Of course, before the invention of probiotic-enriched foods, people have used whole foods since ancient times to provide the good bacteria needed for intestinal and overall health.
Try adding a variety of ‘live’ foods to your diet such as natural yogurt, sauerkraut, miso, raw apple cider vinegar, kefir, kimchi and kombucha tea, to name just a few.
What about Probiotic Supplements?
Tests run by ConsumerLab.com of 12 probiotic products found that, even though they all contained at least one billion organisms per daily dose – an amount that may provide some benefit – some products contained far lower amounts than they claimed to.
And don’t be disappointed if you don’t get the dramatic results experienced in some of the studies I listed, many of these pharmaceutical grade probiotics used in clinical trials contain very different levels of probiotics to store bought supplements.
All that said, if you want to try supplementing, look for a high-quality, well-known brand containing living strains of bacteria. Watch how you store them too – they often need to be kept refrigerated.
Before you Take Probiotics
- Side effects are rare and, if they happen, are usually mild. You might experience upset stomach, diarrhea, gas or bloating initially but that should settle down once your body adjusts. If symptoms persist, or are severe, stop taking them and consult your doctor.
- If you are immune compromised, have certain bowel problems or other serious medical conditions, always consult your doctor before taking probiotics. Pregnant women as well as infants and children should do the same.
A Word on Prebiotics
If you’re going to be adding probiotics to your diet, then I recommend you add some prebiotics too. These are non-digestible carbohydrates that ‘feed’ the probiotics and help them grow in your gut.
They’re found in foods such as artichoke, asparagus, onions, garlic, bananas, tomatoes, and chicory.
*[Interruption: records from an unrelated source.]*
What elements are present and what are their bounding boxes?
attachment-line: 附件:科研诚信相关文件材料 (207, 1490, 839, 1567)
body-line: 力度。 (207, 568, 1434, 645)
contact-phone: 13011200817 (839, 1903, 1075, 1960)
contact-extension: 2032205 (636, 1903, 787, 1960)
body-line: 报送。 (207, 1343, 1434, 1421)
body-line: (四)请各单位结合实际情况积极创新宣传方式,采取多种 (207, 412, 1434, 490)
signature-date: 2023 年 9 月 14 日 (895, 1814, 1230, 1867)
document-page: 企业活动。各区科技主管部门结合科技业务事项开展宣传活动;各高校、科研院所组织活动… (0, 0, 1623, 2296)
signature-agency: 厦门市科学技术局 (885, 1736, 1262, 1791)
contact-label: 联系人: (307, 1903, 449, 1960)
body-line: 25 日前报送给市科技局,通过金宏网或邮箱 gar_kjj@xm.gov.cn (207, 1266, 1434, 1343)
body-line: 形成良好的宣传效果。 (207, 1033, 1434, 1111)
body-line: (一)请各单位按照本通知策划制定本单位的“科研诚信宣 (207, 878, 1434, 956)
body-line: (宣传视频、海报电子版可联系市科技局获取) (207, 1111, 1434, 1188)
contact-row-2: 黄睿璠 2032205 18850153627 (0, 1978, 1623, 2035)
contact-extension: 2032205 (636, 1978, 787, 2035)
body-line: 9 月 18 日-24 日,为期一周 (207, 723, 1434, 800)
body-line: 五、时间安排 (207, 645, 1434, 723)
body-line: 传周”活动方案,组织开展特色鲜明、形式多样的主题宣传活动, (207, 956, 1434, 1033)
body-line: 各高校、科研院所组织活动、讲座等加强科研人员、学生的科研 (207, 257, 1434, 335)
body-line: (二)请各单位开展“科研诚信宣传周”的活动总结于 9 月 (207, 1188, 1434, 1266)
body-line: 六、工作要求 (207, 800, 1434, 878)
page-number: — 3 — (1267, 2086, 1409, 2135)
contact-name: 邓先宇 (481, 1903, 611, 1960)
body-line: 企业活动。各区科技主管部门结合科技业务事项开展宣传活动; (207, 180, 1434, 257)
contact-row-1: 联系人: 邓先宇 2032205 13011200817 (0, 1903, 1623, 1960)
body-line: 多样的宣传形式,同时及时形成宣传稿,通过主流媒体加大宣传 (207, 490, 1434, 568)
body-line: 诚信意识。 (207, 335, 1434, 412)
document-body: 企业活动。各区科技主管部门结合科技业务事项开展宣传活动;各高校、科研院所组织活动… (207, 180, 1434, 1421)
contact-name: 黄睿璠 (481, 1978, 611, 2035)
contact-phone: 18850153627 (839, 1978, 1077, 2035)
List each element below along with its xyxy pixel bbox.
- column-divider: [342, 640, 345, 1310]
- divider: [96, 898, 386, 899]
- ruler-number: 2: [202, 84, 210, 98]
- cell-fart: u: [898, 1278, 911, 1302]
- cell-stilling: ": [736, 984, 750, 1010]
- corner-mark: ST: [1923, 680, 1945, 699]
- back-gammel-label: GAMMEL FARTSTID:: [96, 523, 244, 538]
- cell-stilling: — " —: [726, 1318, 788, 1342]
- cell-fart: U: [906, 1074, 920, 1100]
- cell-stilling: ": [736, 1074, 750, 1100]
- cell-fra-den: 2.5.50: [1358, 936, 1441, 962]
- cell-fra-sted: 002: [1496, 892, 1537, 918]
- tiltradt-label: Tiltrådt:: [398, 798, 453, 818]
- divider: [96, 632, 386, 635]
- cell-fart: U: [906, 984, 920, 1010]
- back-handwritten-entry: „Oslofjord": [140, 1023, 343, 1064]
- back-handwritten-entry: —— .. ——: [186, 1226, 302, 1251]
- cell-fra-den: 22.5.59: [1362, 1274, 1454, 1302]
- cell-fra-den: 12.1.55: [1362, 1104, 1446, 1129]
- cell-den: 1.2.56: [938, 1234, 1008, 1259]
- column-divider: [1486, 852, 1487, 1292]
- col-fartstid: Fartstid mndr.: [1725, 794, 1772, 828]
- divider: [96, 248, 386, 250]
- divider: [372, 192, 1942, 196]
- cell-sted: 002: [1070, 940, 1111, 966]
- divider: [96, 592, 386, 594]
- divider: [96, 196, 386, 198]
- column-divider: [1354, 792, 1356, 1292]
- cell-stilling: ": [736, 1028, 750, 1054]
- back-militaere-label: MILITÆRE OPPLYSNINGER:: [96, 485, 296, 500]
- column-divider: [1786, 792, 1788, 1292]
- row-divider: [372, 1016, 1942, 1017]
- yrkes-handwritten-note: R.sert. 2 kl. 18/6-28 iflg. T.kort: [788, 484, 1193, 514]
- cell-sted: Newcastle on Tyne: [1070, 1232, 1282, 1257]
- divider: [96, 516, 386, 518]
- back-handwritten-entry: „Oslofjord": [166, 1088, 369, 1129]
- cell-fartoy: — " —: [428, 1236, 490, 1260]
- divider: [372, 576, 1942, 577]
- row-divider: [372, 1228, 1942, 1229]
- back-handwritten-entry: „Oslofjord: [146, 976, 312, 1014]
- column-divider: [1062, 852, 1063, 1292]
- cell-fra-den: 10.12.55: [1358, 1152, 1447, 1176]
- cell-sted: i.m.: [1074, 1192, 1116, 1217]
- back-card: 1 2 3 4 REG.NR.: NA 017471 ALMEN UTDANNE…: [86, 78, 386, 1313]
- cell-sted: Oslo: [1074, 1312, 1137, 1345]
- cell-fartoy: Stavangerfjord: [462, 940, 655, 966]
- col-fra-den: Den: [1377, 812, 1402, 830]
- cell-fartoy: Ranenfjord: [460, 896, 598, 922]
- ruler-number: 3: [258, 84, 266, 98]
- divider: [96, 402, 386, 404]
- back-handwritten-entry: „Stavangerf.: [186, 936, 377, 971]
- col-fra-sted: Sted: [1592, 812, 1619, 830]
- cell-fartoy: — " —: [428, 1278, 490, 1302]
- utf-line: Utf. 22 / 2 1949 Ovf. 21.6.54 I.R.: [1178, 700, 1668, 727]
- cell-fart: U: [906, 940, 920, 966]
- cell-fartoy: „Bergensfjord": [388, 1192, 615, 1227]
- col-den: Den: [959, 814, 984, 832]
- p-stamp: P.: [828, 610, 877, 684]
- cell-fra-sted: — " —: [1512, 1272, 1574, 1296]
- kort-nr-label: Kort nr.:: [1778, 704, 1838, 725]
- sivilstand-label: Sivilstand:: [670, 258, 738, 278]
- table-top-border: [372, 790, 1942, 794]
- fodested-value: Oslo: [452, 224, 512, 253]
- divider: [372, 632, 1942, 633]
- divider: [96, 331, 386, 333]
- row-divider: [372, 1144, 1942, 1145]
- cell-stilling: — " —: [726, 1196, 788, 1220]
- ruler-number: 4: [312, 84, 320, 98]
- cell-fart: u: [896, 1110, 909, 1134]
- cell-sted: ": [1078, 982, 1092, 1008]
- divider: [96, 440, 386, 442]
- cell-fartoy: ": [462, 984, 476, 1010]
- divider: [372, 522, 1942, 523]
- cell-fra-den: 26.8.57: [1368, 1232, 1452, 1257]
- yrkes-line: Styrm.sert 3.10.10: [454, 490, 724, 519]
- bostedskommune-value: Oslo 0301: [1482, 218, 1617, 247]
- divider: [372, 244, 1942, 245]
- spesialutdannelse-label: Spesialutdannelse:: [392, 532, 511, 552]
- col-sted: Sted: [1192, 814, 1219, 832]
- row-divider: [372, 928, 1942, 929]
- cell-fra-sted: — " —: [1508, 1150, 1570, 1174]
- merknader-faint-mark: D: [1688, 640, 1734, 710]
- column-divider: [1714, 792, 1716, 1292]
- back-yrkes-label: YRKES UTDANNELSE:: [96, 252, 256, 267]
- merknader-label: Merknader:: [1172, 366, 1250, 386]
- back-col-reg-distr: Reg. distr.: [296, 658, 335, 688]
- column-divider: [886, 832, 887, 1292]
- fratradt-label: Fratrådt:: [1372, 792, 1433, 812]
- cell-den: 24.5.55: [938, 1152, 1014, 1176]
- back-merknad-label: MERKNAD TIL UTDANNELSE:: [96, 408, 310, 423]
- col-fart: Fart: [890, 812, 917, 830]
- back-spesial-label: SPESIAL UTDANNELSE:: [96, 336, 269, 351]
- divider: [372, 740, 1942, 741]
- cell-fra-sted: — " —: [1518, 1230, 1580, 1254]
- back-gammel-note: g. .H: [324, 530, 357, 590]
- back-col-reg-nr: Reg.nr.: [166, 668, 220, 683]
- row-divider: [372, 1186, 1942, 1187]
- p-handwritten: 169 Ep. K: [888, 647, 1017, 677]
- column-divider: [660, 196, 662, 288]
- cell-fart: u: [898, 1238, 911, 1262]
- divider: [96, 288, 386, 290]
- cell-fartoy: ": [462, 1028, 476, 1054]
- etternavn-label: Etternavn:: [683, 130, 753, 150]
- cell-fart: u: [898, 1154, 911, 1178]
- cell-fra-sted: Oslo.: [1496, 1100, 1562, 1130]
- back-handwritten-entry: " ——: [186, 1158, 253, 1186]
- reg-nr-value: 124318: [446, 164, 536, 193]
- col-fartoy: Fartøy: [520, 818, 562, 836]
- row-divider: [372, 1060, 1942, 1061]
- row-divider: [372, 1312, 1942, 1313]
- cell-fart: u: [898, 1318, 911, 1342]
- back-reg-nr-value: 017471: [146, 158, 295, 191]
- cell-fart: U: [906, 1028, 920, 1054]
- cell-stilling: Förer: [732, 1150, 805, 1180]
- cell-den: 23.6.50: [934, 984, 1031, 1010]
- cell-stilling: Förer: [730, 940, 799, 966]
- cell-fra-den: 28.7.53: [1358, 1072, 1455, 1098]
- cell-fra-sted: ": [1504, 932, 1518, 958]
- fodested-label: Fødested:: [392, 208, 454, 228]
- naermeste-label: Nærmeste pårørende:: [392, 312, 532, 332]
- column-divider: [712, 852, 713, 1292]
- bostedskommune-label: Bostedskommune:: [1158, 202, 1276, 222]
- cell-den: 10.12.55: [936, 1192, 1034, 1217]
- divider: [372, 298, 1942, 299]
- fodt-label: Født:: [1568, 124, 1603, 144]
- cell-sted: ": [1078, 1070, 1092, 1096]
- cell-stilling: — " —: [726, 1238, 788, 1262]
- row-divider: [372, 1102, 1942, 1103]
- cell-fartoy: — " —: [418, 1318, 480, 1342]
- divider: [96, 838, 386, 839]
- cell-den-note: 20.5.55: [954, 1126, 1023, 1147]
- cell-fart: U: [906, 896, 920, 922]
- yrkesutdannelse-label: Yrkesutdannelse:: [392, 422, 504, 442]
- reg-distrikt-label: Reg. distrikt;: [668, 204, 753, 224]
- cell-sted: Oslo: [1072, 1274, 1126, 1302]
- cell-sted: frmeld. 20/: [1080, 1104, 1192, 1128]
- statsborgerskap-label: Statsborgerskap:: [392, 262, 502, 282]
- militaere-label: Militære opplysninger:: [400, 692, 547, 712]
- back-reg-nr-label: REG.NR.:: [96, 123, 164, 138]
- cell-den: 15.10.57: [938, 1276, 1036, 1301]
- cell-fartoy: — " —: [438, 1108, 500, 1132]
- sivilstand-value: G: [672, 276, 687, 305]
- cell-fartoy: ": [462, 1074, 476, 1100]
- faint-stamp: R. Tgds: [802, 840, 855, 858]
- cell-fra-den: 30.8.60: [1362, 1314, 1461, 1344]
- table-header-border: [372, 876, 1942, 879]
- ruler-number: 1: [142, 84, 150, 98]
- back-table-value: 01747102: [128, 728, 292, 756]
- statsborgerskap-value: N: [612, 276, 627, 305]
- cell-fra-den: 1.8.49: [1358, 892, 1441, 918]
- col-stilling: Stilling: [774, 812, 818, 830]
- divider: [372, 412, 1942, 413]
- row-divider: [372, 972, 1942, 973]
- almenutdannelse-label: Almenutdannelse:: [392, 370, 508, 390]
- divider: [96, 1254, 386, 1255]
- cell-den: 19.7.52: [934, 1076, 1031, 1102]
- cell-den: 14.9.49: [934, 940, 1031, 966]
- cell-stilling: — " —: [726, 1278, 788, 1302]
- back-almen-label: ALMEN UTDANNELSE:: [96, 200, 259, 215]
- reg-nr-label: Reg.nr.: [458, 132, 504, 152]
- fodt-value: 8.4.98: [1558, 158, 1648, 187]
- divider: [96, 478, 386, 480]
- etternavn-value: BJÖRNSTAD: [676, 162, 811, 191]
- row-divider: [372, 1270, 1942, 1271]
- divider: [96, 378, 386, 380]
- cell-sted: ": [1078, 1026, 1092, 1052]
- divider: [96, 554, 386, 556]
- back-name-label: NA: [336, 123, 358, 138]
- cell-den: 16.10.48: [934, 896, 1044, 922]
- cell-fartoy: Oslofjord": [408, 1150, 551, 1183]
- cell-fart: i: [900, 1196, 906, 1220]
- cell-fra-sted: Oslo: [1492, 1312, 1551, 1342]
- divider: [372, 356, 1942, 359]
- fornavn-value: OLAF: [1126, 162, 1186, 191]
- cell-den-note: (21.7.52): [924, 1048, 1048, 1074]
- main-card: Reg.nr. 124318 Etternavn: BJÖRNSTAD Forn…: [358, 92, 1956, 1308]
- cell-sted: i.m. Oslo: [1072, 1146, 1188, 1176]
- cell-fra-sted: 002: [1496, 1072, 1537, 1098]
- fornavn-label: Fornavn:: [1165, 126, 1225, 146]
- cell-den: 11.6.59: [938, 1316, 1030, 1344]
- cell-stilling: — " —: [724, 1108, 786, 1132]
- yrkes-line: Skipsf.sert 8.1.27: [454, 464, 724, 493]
It seems that probiotics do have a lot of benefits going for them, even if only a handful of studies have proven these benefits. More research definitely needs to be done to confirm if probiotics are worthy of all the hype – but I’m sure with such a fast-growing industry, studies will be done in time.
Because they’re deemed safe to take, have few side-effects and appear to have several benefits, I see no reason not to supplement with them, particularly if any of the conditions I listed apply to you.
But as always, I prefer to get the benefits of whole foods over supplements. At least that way, I get the antioxidants, vitamins, and minerals from these food sources in addition to any probiotic benefits they may bring.
Of course, probiotics aren’t a substitute for a healthy well-balanced diet – and research agrees with me…exercise and diet have been proven to have a big impact on our gut bacteria too!
What do you think? Do you take a probiotic?